Verschiedene Aspekte von Freundschaft

Die Ausstellung gliedert sich in fünf Bereiche. In den ersten zwei Räumen wird das Thema Nähe und Distanz in einer Freundschaft behandelt. Im dritten Raum geht es mit dem Thema „Gemeinsam tun – gemeinsam sein“ weiter. Unter dem Motto „Teams Bilden – Allianzen schließen“ werden Gruppen von Freunden gezeigt, darunter auch „Christus am Ölberg“, das Jesus und seine Jünger zeigt. Zwei weitere Themen Bereiche widmen sich dem gemeinsamen Kunstschaffen und den Ritualen und Zeichen von Freundschaften.

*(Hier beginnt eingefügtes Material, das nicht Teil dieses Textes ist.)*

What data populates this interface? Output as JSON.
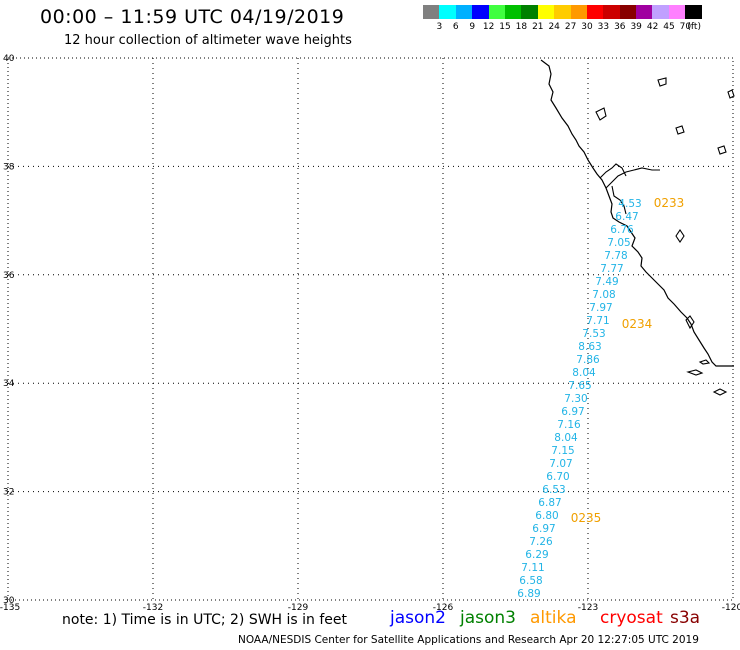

Freundschaften und Künstliche Intelligenz

Besonders ins Auge stechen dabei alt aussehende Fotografien von Marlene Fröhlich. Diese „Fotografien“ zeigen jedoch keine echten Freunde, sondern mit AI generierte Bilder, die Fröhlich dann mit dem jeweiligen Fotoentwicklungsverfahren der Zeit hergestellt hatte. Besucher können sich interkulturelle Freundschaften von der Künstlerin „wünschen“, indem sie einen kleinen Zettel mit Notizen dazu in einer Box hinterlassen. „Studio Supplement“ ist ein interessante Art KI in der Kunst einzusetzen. Aber auch sonst ist die Ausstellung im Dom Museum sehenswert. Vielleicht ist sie einen Ausflug mit einem guten Freund oder einer Freundin wert?